Emergence of SARS CoV-2 causing COVID-19 provoked the need to gather information on the overall outcomes and potential risks associated with morbidity and mortality in multiple sclerosis (MS) patients with COVID-19 infections. The COViMS registry was initiated as a rapid and efficient means to collect this data from North American health care providers.
To describe the spectrum of outcomes in SARS CoV-2 infected North American MS patients and to ascertain characteristics associated with severe COVID-19 outcomes.
The COViMS registry requested that MS, neuromyelitis optica (NMO), myelin oligodendrocyte glycoprotein antibody disease (MOGAD), and radiographically isolated syndrome (RIS) patients with SARS-CoV-2 infection be reported after the outcome was reasonably certain. Data were de-identified and cross-sectional. Effort was made to harmonize with other international registries for COVID-19. Poor clinical outcomes assessed were: mortality, mortality and/or admission to the intensive care unit (ICU), and mortality, ICU admission and/or hospitalization. Associations between patient characteristics and these outcomes were evaluated using multivariable logistic regression. Covariates included sex, age, race, smoking, MS clinical course (relapsing, progressive), MS disease duration, ambulation (fully ambulatory, walks with assistance, non-ambulatory), individual comorbidities (cardiovascular disease, cerebrovascular disease, chronic kidney disease, chronic lung disease, diabetes, hypertension, morbid obesity), and disease modifying therapy (DMT) use.
As of Aug 3, 2020, 764 patients from over 140 different practices were reported; 734 MS, 21 NMO, 4 MOGAD, and 5 RIS. MS patients were 73.4% female (73.4%), 65.2% Caucasian, with mean (SD) age of 48.2 (±13.5) years. Mean disease duration was 13.8 (±9.9) years. 70.9% were fully ambulatory. Ocrelizumab and dimethyl fumarate (DMF) were the top two DMTs used. Most (77.1%) were laboratory confirmed for SARS-CoV-2. Of MS cases, 6.1% died, 13.8% were admitted to the ICU and/or died, and 31.2% were either hospitalized, admitted to the ICU or died. Older age, non-ambulatory status and cardiovascular disease were associated with increased risk of poor outcomes. No specific DMT was associated with increased odds of mortality and mortality and/or ICU admission.
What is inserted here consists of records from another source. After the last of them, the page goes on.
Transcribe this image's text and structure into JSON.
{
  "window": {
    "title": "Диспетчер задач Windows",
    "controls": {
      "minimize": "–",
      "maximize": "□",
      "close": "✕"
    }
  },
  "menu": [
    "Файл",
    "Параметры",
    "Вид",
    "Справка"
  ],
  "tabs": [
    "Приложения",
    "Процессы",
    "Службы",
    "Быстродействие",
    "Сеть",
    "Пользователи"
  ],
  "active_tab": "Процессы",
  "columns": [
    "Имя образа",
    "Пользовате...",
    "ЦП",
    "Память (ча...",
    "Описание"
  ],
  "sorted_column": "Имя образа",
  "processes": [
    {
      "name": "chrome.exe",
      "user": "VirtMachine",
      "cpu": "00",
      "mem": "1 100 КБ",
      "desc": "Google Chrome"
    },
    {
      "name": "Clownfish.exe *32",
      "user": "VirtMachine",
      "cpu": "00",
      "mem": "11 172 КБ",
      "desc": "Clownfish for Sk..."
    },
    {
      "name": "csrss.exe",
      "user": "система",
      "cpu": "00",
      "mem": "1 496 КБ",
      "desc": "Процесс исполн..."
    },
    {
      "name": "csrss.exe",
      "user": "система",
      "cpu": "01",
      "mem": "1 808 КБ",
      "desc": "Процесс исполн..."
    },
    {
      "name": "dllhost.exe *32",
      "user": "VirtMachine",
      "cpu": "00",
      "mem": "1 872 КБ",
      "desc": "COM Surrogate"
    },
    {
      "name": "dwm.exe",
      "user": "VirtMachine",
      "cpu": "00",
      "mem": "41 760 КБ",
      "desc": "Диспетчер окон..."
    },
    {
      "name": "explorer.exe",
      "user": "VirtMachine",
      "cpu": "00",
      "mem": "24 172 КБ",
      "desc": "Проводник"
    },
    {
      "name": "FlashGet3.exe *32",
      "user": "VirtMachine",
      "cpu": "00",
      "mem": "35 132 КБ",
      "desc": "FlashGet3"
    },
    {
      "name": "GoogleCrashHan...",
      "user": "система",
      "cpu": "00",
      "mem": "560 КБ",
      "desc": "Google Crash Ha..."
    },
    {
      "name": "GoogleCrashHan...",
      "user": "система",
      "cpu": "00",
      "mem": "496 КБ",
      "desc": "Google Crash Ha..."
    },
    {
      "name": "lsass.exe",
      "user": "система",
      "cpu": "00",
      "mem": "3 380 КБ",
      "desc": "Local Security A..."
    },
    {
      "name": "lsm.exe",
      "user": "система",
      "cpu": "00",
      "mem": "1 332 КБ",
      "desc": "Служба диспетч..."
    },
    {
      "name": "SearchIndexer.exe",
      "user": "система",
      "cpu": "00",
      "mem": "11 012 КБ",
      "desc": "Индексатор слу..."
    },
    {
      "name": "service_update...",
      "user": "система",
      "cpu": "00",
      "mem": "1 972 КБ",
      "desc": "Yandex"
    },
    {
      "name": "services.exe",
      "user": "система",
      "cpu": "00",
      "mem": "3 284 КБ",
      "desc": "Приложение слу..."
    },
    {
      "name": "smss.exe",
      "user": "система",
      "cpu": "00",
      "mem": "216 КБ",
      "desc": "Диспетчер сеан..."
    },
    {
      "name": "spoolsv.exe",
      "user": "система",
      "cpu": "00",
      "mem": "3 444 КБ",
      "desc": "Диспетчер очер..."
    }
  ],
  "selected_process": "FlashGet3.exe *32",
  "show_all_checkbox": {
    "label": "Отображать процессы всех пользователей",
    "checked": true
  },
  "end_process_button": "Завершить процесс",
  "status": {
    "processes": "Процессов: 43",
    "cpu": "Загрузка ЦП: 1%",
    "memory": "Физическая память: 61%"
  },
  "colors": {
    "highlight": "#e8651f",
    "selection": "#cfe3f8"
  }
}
Anti-CD20 DMT use showed an increased odds of mortality, ICU admission and/or hospitalization compared to DMF (OR: 2.53 95%CI [1.17, 5.50]).
The data provide reassurance that the MS registry population aligns with reported COVID-19 outcomes in the general North American population. While reported deaths are few, no clear association between a specific therapy and mortality has been seen after adjustment for age, sex, ambulatory status and comorbidities. Data collection continues.